Setup and architecture of our midjourney automation
Introduction
Midjourney is an AI image generation model developed by OpenAI. Currently, it is only accessible through a Discord bot on the official Discord server. This can be done either by direct messaging the bot or by inviting it to a third-party server. Although it may be a challenge to automate, we were determined to leverage it for our content creation.
When we began our research on automating Midjourney, our first instinct was to create another bot that would interact with the Midjourney bot. However, this approach quickly failed as bots cannot access /commands, which Midjourney uses. So, we knew we needed a different solution and set out on our Midjourney automation journey.
Automation
We started by inspecting how requests are sent when a user interacts with bot commands. We quickly discovered that these requests are not that complicated. In fact, simple requests to Discord’s API (https://discord.com/api/v9/interactions) allowed us to simulate these interactions.
Our bot now has its own slash commands to interact with the API. It accomplishes this by sending requests, as a user would, from one of our accounts that has a Midjourney subscription. We set up dedicated channels for commands (protocol and bot1) and let it run. Magically, the bot responded with the generated image in our bot channel.
Upscaling
The next stage involved adding an auto upscaling feature. We encountered an issue while attempting to execute this function. After examining the code, we realized that we needed to respond to the mid-journey message and include the appropriate context in the upscale request. Once we made these changes, the upscaling feature worked smoothly, and we created a new channel to store all the upscaled images.
After verifying that all system components were functioning as intended, we proceeded to set up a Flask client to transmit requests to our bot. The bot operates as a subprocess within the Flask client and employs a blocking queue implementation to relay Flask requests as commands to our bot. One such command is the ‘imagine’ command, which operates equivalent to the user’s imagine command, which enqueues in a seperate ‘imagine’ queue to be further processed.

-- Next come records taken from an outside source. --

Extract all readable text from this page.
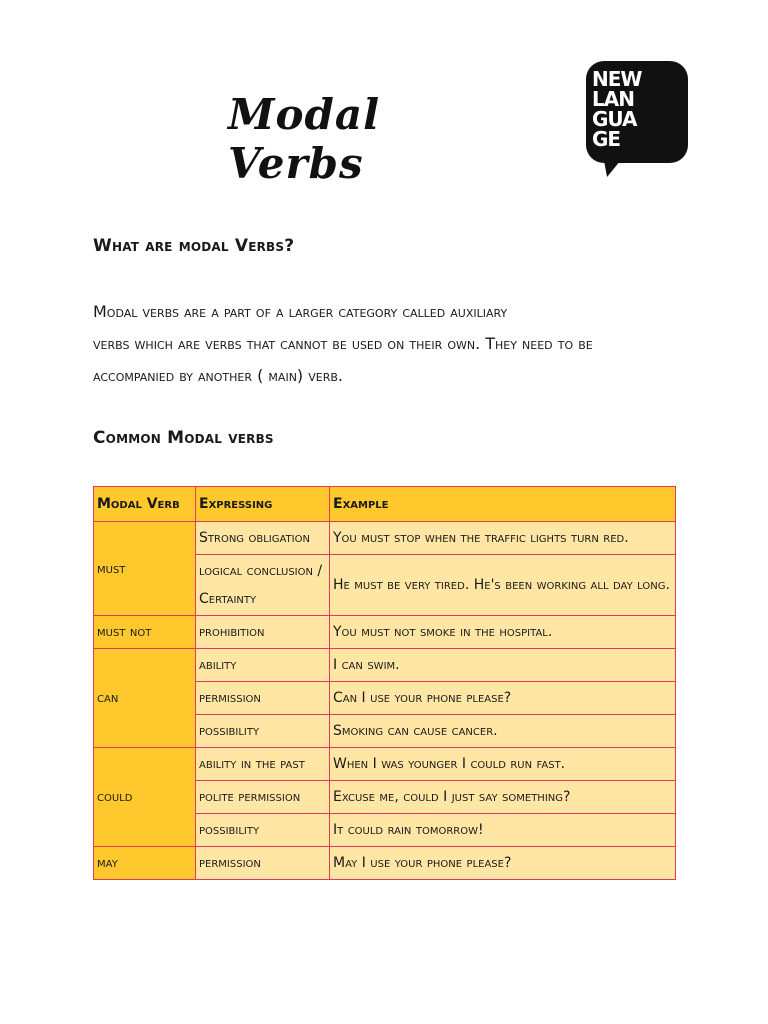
Modal Verbs
NEW
LAN
GUA
GE
What are modal Verbs?
Modal verbs are a part of a larger category called auxiliary
verbs which are verbs that cannot be used on their own. They need to be
accompanied by another ( main) verb.
Common Modal verbs
Modal Verb	Expressing	Example
must	Strong obligation	You must stop when the traffic lights turn red.
	logical conclusion / Certainty	He must be very tired. He's been working all day long.
must not	prohibition	You must not smoke in the hospital.
can	ability	I can swim.
	permission	Can I use your phone please?
	possibility	Smoking can cause cancer.
could	ability in the past	When I was younger I could run fast.
	polite permission	Excuse me, could I just say something?
	possibility	It could rain tomorrow!
may	permission	May I use your phone please?
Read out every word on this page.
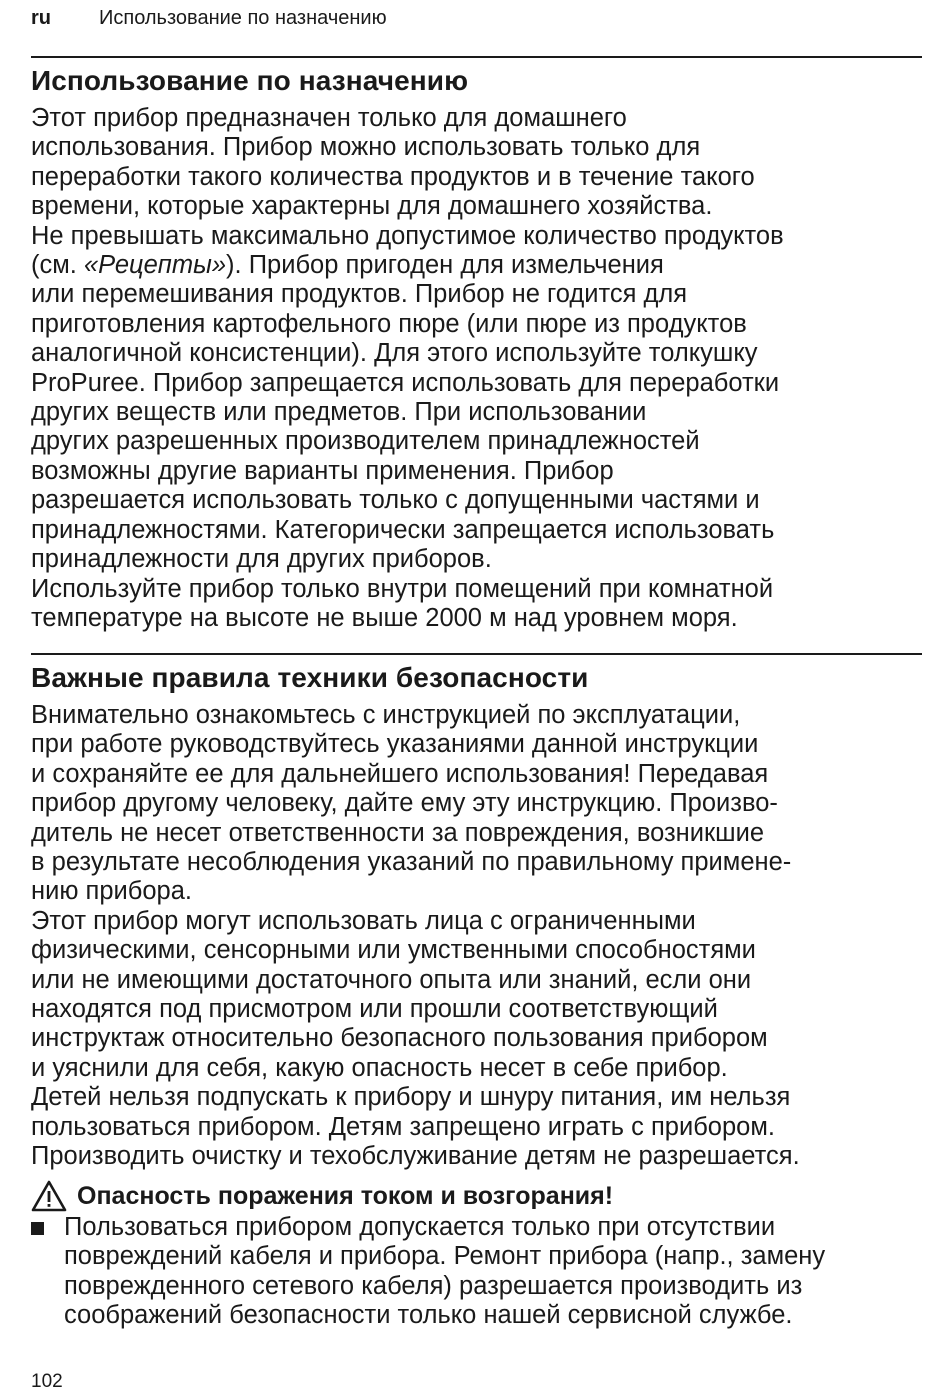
ru Использование по назначению
Использование по назначению

Этот прибор предназначен только для домашнего
использования. Прибор можно использовать только для
переработки такого количества продуктов и в течение такого
времени, которые характерны для домашнего хозяйства.
Не превышать максимально допустимое количество продуктов
(см. «Рецепты»). Прибор пригоден для измельчения
или перемешивания продуктов. Прибор не годится для
приготовления картофельного пюре (или пюре из продуктов
аналогичной консистенции). Для этого используйте толкушку
ProPuree. Прибор запрещается использовать для переработки
других веществ или предметов. При использовании
других разрешенных производителем принадлежностей
возможны другие варианты применения. Прибор
разрешается использовать только с допущенными частями и
принадлежностями. Категорически запрещается использовать
принадлежности для других приборов.
Используйте прибор только внутри помещений при комнатной
температуре на высоте не выше 2000 м над уровнем моря.

Важные правила техники безопасности

Внимательно ознакомьтесь с инструкцией по эксплуатации,
при работе руководствуйтесь указаниями данной инструкции
и сохраняйте ее для дальнейшего использования! Передавая
прибор другому человеку, дайте ему эту инструкцию. Произво-
дитель не несет ответственности за повреждения, возникшие
в результате несоблюдения указаний по правильному примене-
нию прибора.
Этот прибор могут использовать лица с ограниченными
физическими, сенсорными или умственными способностями
или не имеющими достаточного опыта или знаний, если они
находятся под присмотром или прошли соответствующий
инструктаж относительно безопасного пользования прибором
и уяснили для себя, какую опасность несет в себе прибор.
Детей нельзя подпускать к прибору и шнуру питания, им нельзя
пользоваться прибором. Детям запрещено играть с прибором.
Производить очистку и техобслуживание детям не разрешается.

Опасность поражения током и возгорания!

Пользоваться прибором допускается только при отсутствии
повреждений кабеля и прибора. Ремонт прибора (напр., замену
поврежденного сетевого кабеля) разрешается производить из
соображений безопасности только нашей сервисной службе.

102
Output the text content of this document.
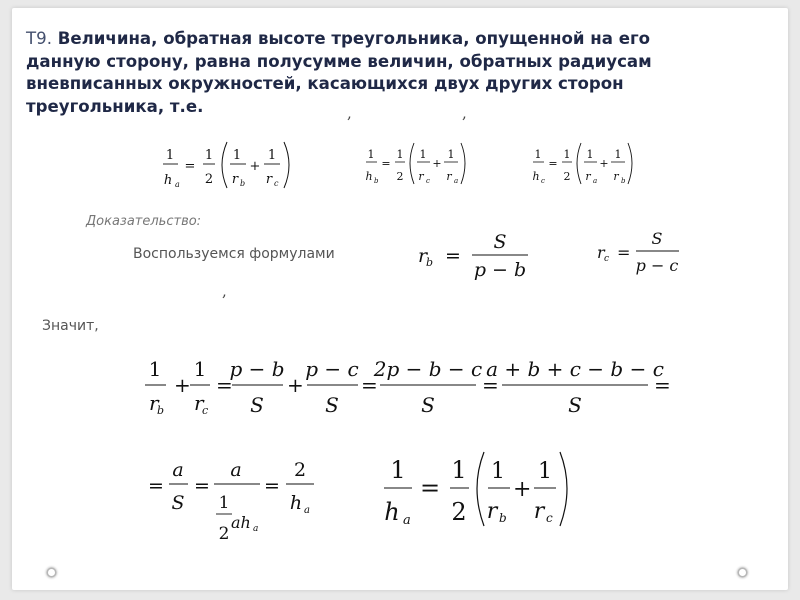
Т9. Величина, обратная высоте треугольника, опущенной на его данную сторону, равна полусумме величин, обратных радиусам вневписанных окружностей, касающихся двух других сторон треугольника, т.е.	,	,
1
h a
=
1
2
1
r b
+
1
r c
1
h b
=
1
2
1
r c
+
1
r a
1
h c
=
1
2
1
r a
+
1
r b
Доказательство:
Воспользуемся формулами	r
b =
S
p − b
r c =
S
p − c
,
Значит,
1
r
b
+
1
r
c
=
p − b
S
+
p − c
S
=
2p − b − c
S
=
a + b + c − b − c
S
=
=
a
S
=
a
1
2
ah a
=
2
h a
1
h a
=
1
2
1
r b
+
1
r c
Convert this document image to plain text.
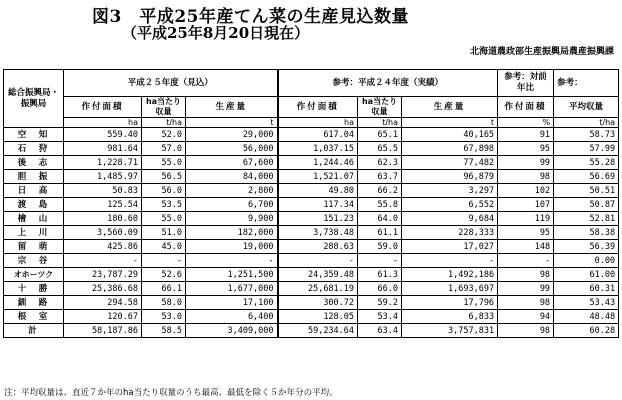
図3　平成25年産てん菜の生産見込数量
（平成25年8月20日現在）
北海道農政部生産振興局農産振興課
総合振興局・振興局	平成２５年度（見込）			参考：平成２４年度（実績）			参考：対前年比	参考：
	作付面積	ha当たり収量	生産量	作付面積	ha当たり収量	生産量	作付面積	平均収量
	ha	t/ha	t	ha	t/ha	t	%	t/ha
空　知	559.40	52.0	29,000	617.04	65.1	40,165	91	58.73
石　狩	981.64	57.0	56,000	1,037.15	65.5	67,898	95	57.99
後　志	1,228.71	55.0	67,600	1,244.46	62.3	77,482	99	55.28
胆　振	1,485.97	56.5	84,000	1,521.07	63.7	96,879	98	56.69
日　高	50.83	56.0	2,800	49.80	66.2	3,297	102	50.51
渡　島	125.54	53.5	6,700	117.34	55.8	6,552	107	50.87
檜　山	180.60	55.0	9,900	151.23	64.0	9,684	119	52.81
上　川	3,560.09	51.0	182,000	3,738.48	61.1	228,333	95	58.38
留　萌	425.86	45.0	19,000	288.63	59.0	17,027	148	56.39
宗　谷	-	-	-	-	-	-	-	0.00
オホーツク	23,787.29	52.6	1,251,500	24,359.48	61.3	1,492,186	98	61.00
十　勝	25,386.68	66.1	1,677,000	25,681.19	66.0	1,693,697	99	60.31
釧　路	294.58	58.0	17,100	300.72	59.2	17,796	98	53.43
根　室	120.67	53.0	6,400	128.05	53.4	6,833	94	48.48
計	58,187.86	58.5	3,409,000	59,234.64	63.4	3,757,831	98	60.28
注：平均収量は、直近７か年のha当たり収量のうち最高、最低を除く５か年分の平均。
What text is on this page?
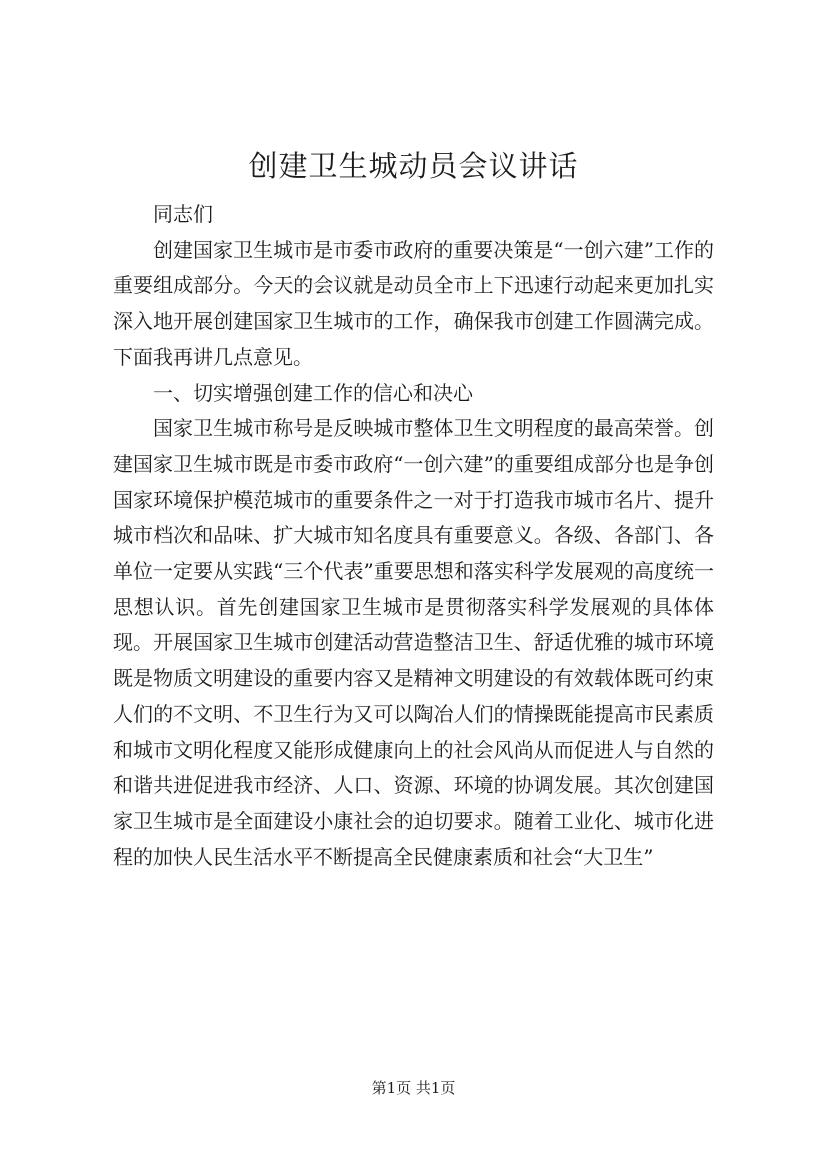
创建卫生城动员会议讲话

同志们

创建国家卫生城市是市委市政府的重要决策是“一创六建”工作的重要组成部分。今天的会议就是动员全市上下迅速行动起来更加扎实深入地开展创建国家卫生城市的工作，确保我市创建工作圆满完成。下面我再讲几点意见。

一、切实增强创建工作的信心和决心

国家卫生城市称号是反映城市整体卫生文明程度的最高荣誉。创建国家卫生城市既是市委市政府“一创六建”的重要组成部分也是争创国家环境保护模范城市的重要条件之一对于打造我市城市名片、提升城市档次和品味、扩大城市知名度具有重要意义。各级、各部门、各单位一定要从实践“三个代表”重要思想和落实科学发展观的高度统一思想认识。首先创建国家卫生城市是贯彻落实科学发展观的具体体现。开展国家卫生城市创建活动营造整洁卫生、舒适优雅的城市环境既是物质文明建设的重要内容又是精神文明建设的有效载体既可约束人们的不文明、不卫生行为又可以陶冶人们的情操既能提高市民素质和城市文明化程度又能形成健康向上的社会风尚从而促进人与自然的和谐共进促进我市经济、人口、资源、环境的协调发展。其次创建国家卫生城市是全面建设小康社会的迫切要求。随着工业化、城市化进程的加快人民生活水平不断提高全民健康素质和社会“大卫生”

第1页 共1页
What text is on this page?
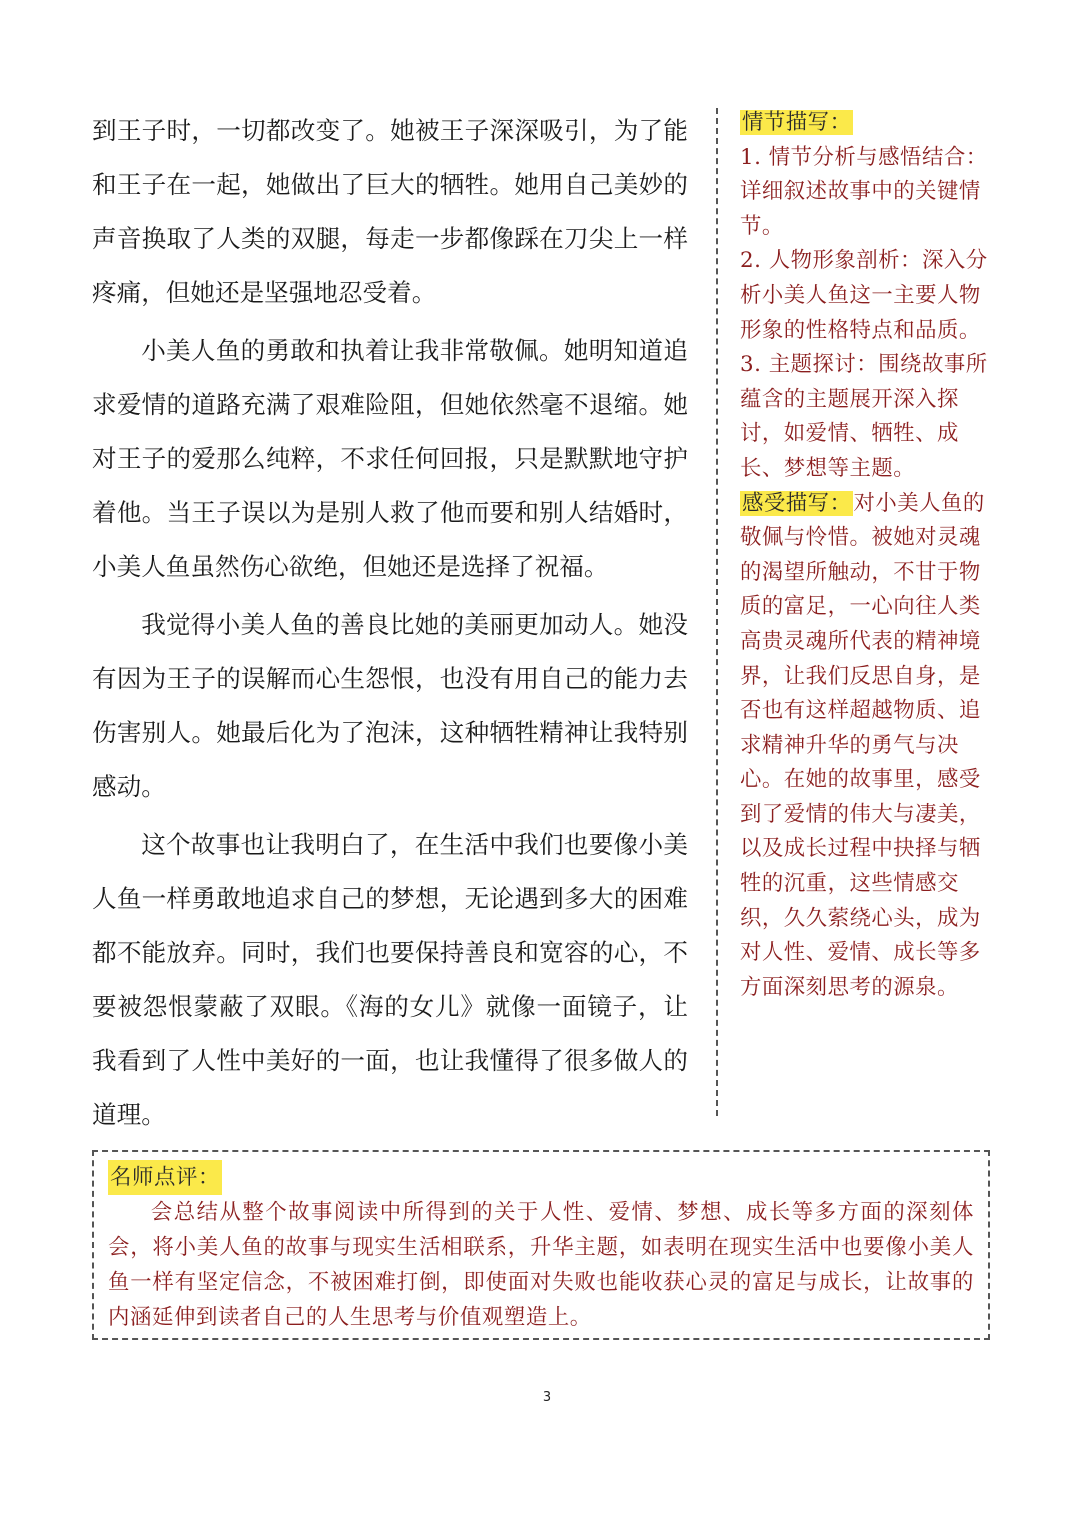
到王子时，一切都改变了。她被王子深深吸引，为了能和王子在一起，她做出了巨大的牺牲。她用自己美妙的声音换取了人类的双腿，每走一步都像踩在刀尖上一样疼痛，但她还是坚强地忍受着。

小美人鱼的勇敢和执着让我非常敬佩。她明知道追求爱情的道路充满了艰难险阻，但她依然毫不退缩。她对王子的爱那么纯粹，不求任何回报，只是默默地守护着他。当王子误以为是别人救了他而要和别人结婚时，小美人鱼虽然伤心欲绝，但她还是选择了祝福。

我觉得小美人鱼的善良比她的美丽更加动人。她没有因为王子的误解而心生怨恨，也没有用自己的能力去伤害别人。她最后化为了泡沫，这种牺牲精神让我特别感动。

这个故事也让我明白了，在生活中我们也要像小美人鱼一样勇敢地追求自己的梦想，无论遇到多大的困难都不能放弃。同时，我们也要保持善良和宽容的心，不要被怨恨蒙蔽了双眼。《海的女儿》就像一面镜子，让我看到了人性中美好的一面，也让我懂得了很多做人的道理。

情节描写：

1. 情节分析与感悟结合：详细叙述故事中的关键情节。

2. 人物形象剖析：深入分析小美人鱼这一主要人物形象的性格特点和品质。

3. 主题探讨：围绕故事所蕴含的主题展开深入探讨，如爱情、牺牲、成长、梦想等主题。

感受描写：对小美人鱼的敬佩与怜惜。被她对灵魂的渴望所触动，不甘于物质的富足，一心向往人类高贵灵魂所代表的精神境界，让我们反思自身，是否也有这样超越物质、追求精神升华的勇气与决心。在她的故事里，感受到了爱情的伟大与凄美，以及成长过程中抉择与牺牲的沉重，这些情感交织，久久萦绕心头，成为对人性、爱情、成长等多方面深刻思考的源泉。

名师点评：

会总结从整个故事阅读中所得到的关于人性、爱情、梦想、成长等多方面的深刻体会，将小美人鱼的故事与现实生活相联系，升华主题，如表明在现实生活中也要像小美人鱼一样有坚定信念，不被困难打倒，即使面对失败也能收获心灵的富足与成长，让故事的内涵延伸到读者自己的人生思考与价值观塑造上。

3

Periodically, the bot inspects the queue for entries and identifies an unoccupied channel to request an image, employing our mid-journey strategy, which comprises three concurrent jobs and, therefore, three request channels.
Furthermore, each channel monitors an ‘upscale’ command, automatically magnifying the most recent produced image.
Finishing Touches
The final step is to save the generated images to the file system, which is essential for preserving the images for future use. Thanks to the built-in feature of the Discord library we used, this step was effortless. The images are automatically stored in a particular directory within the file system, where they can be accessed by our automation systems or administrative user interface.
By storing the images in the file system, we can quickly process them through our automation systems or administrative user interface. This processing generates data that provides valuable insights and analysis, which we can use to improve our services.
Saving the generated images to the file system is a critical step that ensures the accessibility of the images and enables us to generate valuable insights and analysis through our automation systems and administrative user interface.